Chronology of Orphan Killer Whale A73 (Springer) Events

July 4, 2013:  A35s sighted off British Columbia's central coast with Springer A73 and her new calf! 

Summer 2004-2012: A73 returns again with her pod and appears to be healthy and active.

July 12, 2012: Celebrating Springer on the 10th anniversary of her rescue and release

July 14, 2007: A group of government, non-profit and public participants got together to celebrate the five-year anniversary of A73's successful rescue in Telegraph Cove, BC, near where the whale was reunited with her pod. A73 has returned each summer with her family, the A pod of Northern Resident killer whales. True to form, she made an appearance during the weekend. Many of the participants got a chance to see A73 in person during a special whale watch with Jim and Mary Borrowman of Stubbs Island Whale Watching. Other events during the weekend included a panel discussion to talk about lessons learned from the rescue, updates on A73's condition and the future of killer whale conservation.

July 13, 2003: A73 returns with her pod.

July 14, 2002: A73 responded excitedly to whales from her pod swimming in the area near the net pen. Officials from the Vancouver Aquarium and Fisheries and Oceans Canada decided the time was right to release A73. The gate of the net pen was raised about 2:45 p.m. PDT, allowing the whale to swim free.

July 13, 2002: A73 was picked up from the net pen where she had been tested and treated for the past month. She was loaded onto a catamaran donated by Nichols Bros. Boat Builders and made a smooth trip up the coast to Johnstone Strait between the Canadian mainland and Vancouver Island. At Dong Chong Bay on Hanson Island she was unloaded into another net pen to recover from the trip. A73 recovered quickly, and appeared quite excited to be in the area.

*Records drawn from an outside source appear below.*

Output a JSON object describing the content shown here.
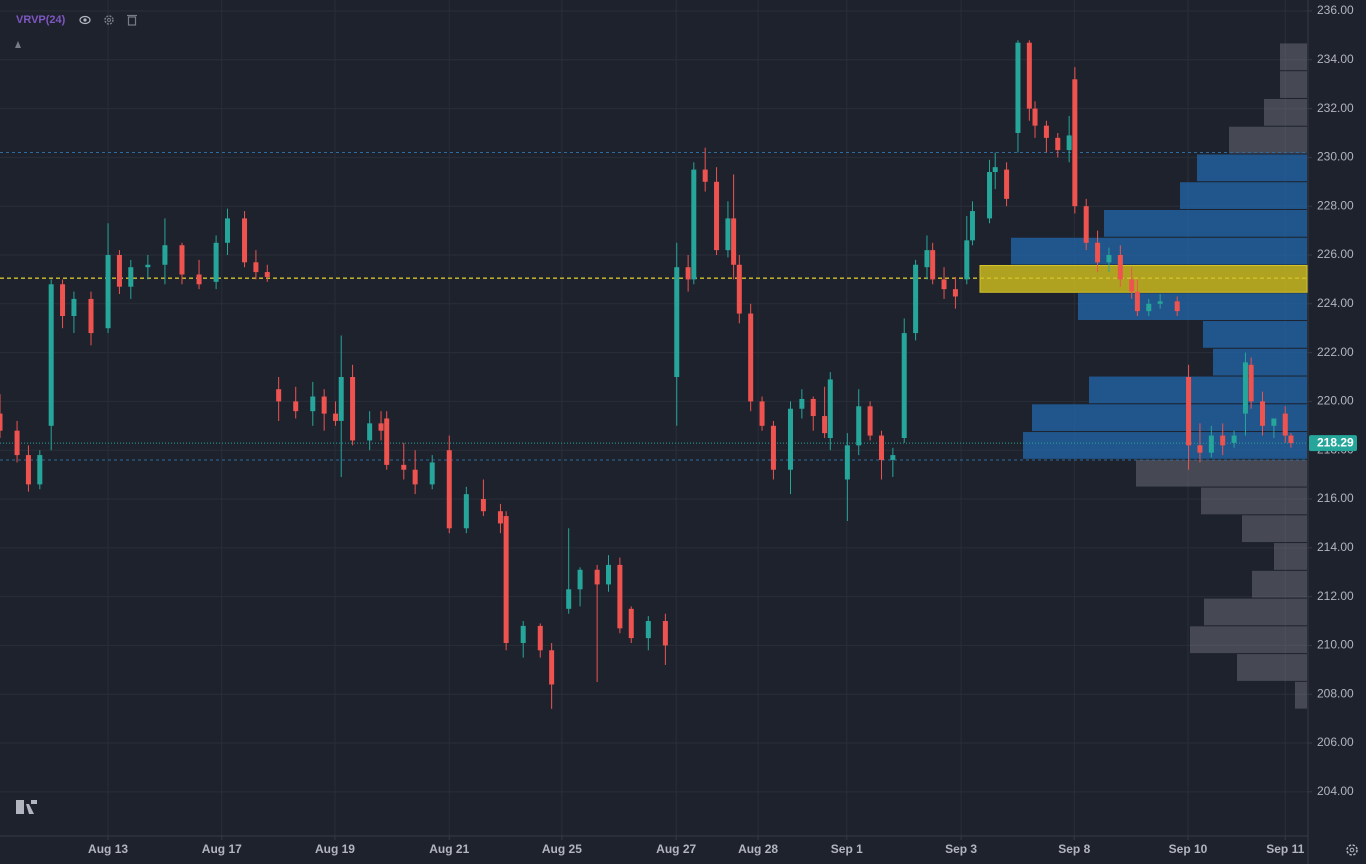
{
  "chart_data": {
    "type": "candlestick",
    "indicator": "VRVP(24)",
    "xlim": [
      0,
      230
    ],
    "ylim": [
      202.19,
      236.45
    ],
    "xticks": [
      {
        "value": 19,
        "label": "Aug 13"
      },
      {
        "value": 39,
        "label": "Aug 17"
      },
      {
        "value": 58.9,
        "label": "Aug 19"
      },
      {
        "value": 79,
        "label": "Aug 21"
      },
      {
        "value": 98.8,
        "label": "Aug 25"
      },
      {
        "value": 118.9,
        "label": "Aug 27"
      },
      {
        "value": 133.3,
        "label": "Aug 28"
      },
      {
        "value": 148.9,
        "label": "Sep 1"
      },
      {
        "value": 169,
        "label": "Sep 3"
      },
      {
        "value": 188.9,
        "label": "Sep 8"
      },
      {
        "value": 208.9,
        "label": "Sep 10"
      },
      {
        "value": 226,
        "label": "Sep 11"
      }
    ],
    "yticks": [
      {
        "value": 204,
        "label": "204.00"
      },
      {
        "value": 206,
        "label": "206.00"
      },
      {
        "value": 208,
        "label": "208.00"
      },
      {
        "value": 210,
        "label": "210.00"
      },
      {
        "value": 212,
        "label": "212.00"
      },
      {
        "value": 214,
        "label": "214.00"
      },
      {
        "value": 216,
        "label": "216.00"
      },
      {
        "value": 218,
        "label": "218.00"
      },
      {
        "value": 220,
        "label": "220.00"
      },
      {
        "value": 222,
        "label": "222.00"
      },
      {
        "value": 224,
        "label": "224.00"
      },
      {
        "value": 226,
        "label": "226.00"
      },
      {
        "value": 228,
        "label": "228.00"
      },
      {
        "value": 230,
        "label": "230.00"
      },
      {
        "value": 232,
        "label": "232.00"
      },
      {
        "value": 234,
        "label": "234.00"
      },
      {
        "value": 236,
        "label": "236.00"
      }
    ],
    "grid": true,
    "up_color": "#26a69a",
    "down_color": "#ef5350",
    "x": [
      0,
      3,
      5,
      7,
      9,
      11,
      13,
      16,
      19,
      21,
      23,
      26,
      29,
      32,
      35,
      38,
      40,
      43,
      45,
      47,
      49,
      52,
      55,
      57,
      59,
      60,
      62,
      65,
      67,
      68,
      71,
      73,
      76,
      79,
      82,
      85,
      88,
      89,
      92,
      95,
      97,
      100,
      102,
      105,
      107,
      109,
      111,
      114,
      117,
      119,
      121,
      122,
      124,
      126,
      128,
      129,
      130,
      132,
      134,
      136,
      139,
      141,
      143,
      145,
      146,
      149,
      151,
      153,
      155,
      157,
      159,
      161,
      163,
      164,
      166,
      168,
      170,
      171,
      174,
      175,
      177,
      179,
      181,
      182,
      184,
      186,
      188,
      189,
      191,
      193,
      195,
      197,
      199,
      200,
      202,
      204,
      207,
      209,
      211,
      213,
      215,
      217,
      219,
      220,
      222,
      224,
      226,
      227
    ],
    "open": [
      219.5,
      218.8,
      217.8,
      216.6,
      219,
      224.8,
      223.5,
      224.2,
      223,
      226,
      224.7,
      225.5,
      225.6,
      226.4,
      225.2,
      224.9,
      226.5,
      227.5,
      225.7,
      225.3,
      220.5,
      220,
      219.6,
      220.2,
      219.5,
      219.2,
      221,
      218.4,
      219.1,
      219.3,
      217.4,
      217.2,
      216.6,
      218,
      214.8,
      216,
      215.5,
      215.3,
      210.1,
      210.8,
      209.8,
      211.5,
      212.3,
      213.1,
      212.5,
      213.3,
      211.5,
      210.3,
      211,
      221,
      225.5,
      225,
      229.5,
      229,
      226.2,
      227.5,
      225.6,
      223.6,
      220,
      219,
      217.2,
      219.7,
      220.1,
      219.4,
      218.5,
      216.8,
      218.2,
      219.8,
      218.6,
      217.6,
      218.5,
      222.8,
      225.5,
      226.2,
      225,
      224.6,
      225,
      226.6,
      227.5,
      229.4,
      229.5,
      231,
      234.7,
      232,
      231.3,
      230.8,
      230.3,
      233.2,
      228,
      226.5,
      225.7,
      226,
      225,
      224.5,
      223.7,
      224,
      224.1,
      221,
      218.2,
      217.9,
      218.6,
      218.3,
      219.5,
      221.5,
      220,
      219,
      219.5,
      218.6
    ],
    "high": [
      220.3,
      219.2,
      218.2,
      218,
      225,
      225,
      224.5,
      224.5,
      227.3,
      226.2,
      225.8,
      226,
      227.5,
      226.5,
      225.8,
      226.8,
      227.9,
      227.8,
      226.2,
      225.6,
      221,
      220.6,
      220.8,
      220.5,
      220,
      222.7,
      221.5,
      219.6,
      219.6,
      219.6,
      218.3,
      218,
      217.8,
      218.6,
      216.5,
      216.8,
      215.8,
      215.5,
      211,
      210.9,
      210.1,
      214.8,
      213.2,
      213.3,
      213.7,
      213.6,
      211.6,
      211.2,
      211.3,
      226.5,
      226,
      229.8,
      230.4,
      229.6,
      228.2,
      229.3,
      226,
      224,
      220.2,
      219.2,
      220,
      220.5,
      220.2,
      220.6,
      221.2,
      218.7,
      220.5,
      220,
      218.8,
      218.1,
      223.4,
      225.8,
      226.8,
      226.5,
      225.5,
      225.1,
      227.6,
      228.2,
      229.9,
      230.2,
      229.8,
      234.8,
      234.8,
      232.3,
      231.5,
      231,
      231.7,
      233.7,
      228.3,
      227,
      226.3,
      226.4,
      225.5,
      225,
      224.2,
      224.4,
      224.3,
      221.5,
      219.1,
      219,
      219.1,
      218.8,
      222,
      221.8,
      220.4,
      219.3,
      219.8,
      218.7
    ],
    "low": [
      218.5,
      217.5,
      216.3,
      216.4,
      218,
      223,
      222.8,
      222.3,
      222.8,
      224.4,
      224.2,
      225,
      224.8,
      224.8,
      224.6,
      224.6,
      226,
      225.5,
      225,
      224.9,
      219.2,
      219.3,
      219,
      218.8,
      219,
      216.9,
      218.2,
      218,
      218.4,
      217.2,
      216.8,
      216.2,
      216.4,
      214.6,
      214.6,
      215.3,
      214.6,
      209.8,
      209.5,
      209.5,
      207.4,
      211.3,
      211.6,
      208.5,
      212.2,
      210.5,
      210.1,
      209.8,
      209.2,
      219,
      224.5,
      224.8,
      228.6,
      226,
      225.9,
      225,
      223.2,
      219.6,
      218.8,
      216.8,
      216.2,
      219.3,
      218.8,
      218.5,
      218,
      215.1,
      217.8,
      218.4,
      216.8,
      216.9,
      218.3,
      222.5,
      225,
      224.8,
      224.2,
      223.8,
      224.8,
      226.4,
      227.3,
      228.7,
      228,
      230.2,
      231.5,
      230.8,
      230.2,
      230,
      229.8,
      227.7,
      226.2,
      225.3,
      225.3,
      224.7,
      224.2,
      223.5,
      223.5,
      223.8,
      223.5,
      217.2,
      217.5,
      217.7,
      217.8,
      218.1,
      218.6,
      219.7,
      218.6,
      218.5,
      218.3,
      218.1
    ],
    "close": [
      218.8,
      217.8,
      216.6,
      217.8,
      224.8,
      223.5,
      224.2,
      222.8,
      226,
      224.7,
      225.5,
      225.6,
      226.4,
      225.2,
      224.8,
      226.5,
      227.5,
      225.7,
      225.3,
      225.1,
      220,
      219.6,
      220.2,
      219.5,
      219.2,
      221,
      218.4,
      219.1,
      218.8,
      217.4,
      217.2,
      216.6,
      217.5,
      214.8,
      216.2,
      215.5,
      215,
      210.1,
      210.8,
      209.8,
      208.4,
      212.3,
      213.1,
      212.5,
      213.3,
      210.7,
      210.3,
      211,
      210,
      225.5,
      225,
      229.5,
      229,
      226.2,
      227.5,
      225.6,
      223.6,
      220,
      219,
      217.2,
      219.7,
      220.1,
      219.4,
      218.7,
      220.9,
      218.2,
      219.8,
      218.6,
      217.6,
      217.8,
      222.8,
      225.6,
      226.2,
      225,
      224.6,
      224.3,
      226.6,
      227.8,
      229.4,
      229.6,
      228.3,
      234.7,
      232,
      231.3,
      230.8,
      230.3,
      230.9,
      228,
      226.5,
      225.7,
      226,
      225,
      224.5,
      223.7,
      224,
      224.1,
      223.7,
      218.2,
      217.9,
      218.6,
      218.2,
      218.6,
      221.6,
      220,
      219,
      219.3,
      218.6,
      218.29
    ],
    "profile_range": [
      207.39,
      234.69
    ],
    "profile_volumes": [
      27,
      27,
      43,
      78,
      110,
      127,
      203,
      296,
      327,
      229,
      104,
      94,
      218,
      275,
      284,
      171,
      106,
      65,
      33,
      55,
      103,
      117,
      70,
      12
    ],
    "value_area_rows": [
      4,
      14
    ],
    "poc_row": 8,
    "value_area_high": 230.2,
    "value_area_low": 217.6,
    "poc": 225.05,
    "last_price": 218.29
  }
}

June 13, 2002: NOAA Fisheries and its partners completed the initial rescue action. A73 was moved safely to a floating net pen at a federal facility on the west side of Puget Sound. Veterinarians assessed her medical condition and treated her. The whale soon recovered her health and gained weight. Video monitoring was an important part of making sure A73 didn't’t become too attached to people. The staff collecting behavioral data around the clock could watch from a remote video observation station and see what she was doing. Observations of A73 feeding on live salmon put in the pen could be done from a distance, so she wouldn't learn to associate food with people.

May 24, 2002: NOAA Fisheries announced that it would attempt to rescue A73. The agency formed a rescue team of experienced and highly qualified experts, and made plans in partnership with Washington State and Canadian officials. Fisheries officials also opened discussions with a variety of public-interest groups. The assistance of these groups was valuable in monitoring, evaluating and protecting the whale. Seven of them established the Orphan Orca Fund to provide a single, coordinated opportunity for the public to support A73’s rescue. To help with these efforts, and cover a portion of the costs, NOAA made available emergency funds from the Prescott Stranding Grant Program.

April-May 2002: In addition to some health concerns, A73 became increasingly interested in people and boats. Such behavior threatened her success in the wild, and she needed to be treated for her medical conditions and moved from a busy shipping lane.

Jan. 14, 2002: A73 was observed alone in Washington State's Puget Sound near Seattle.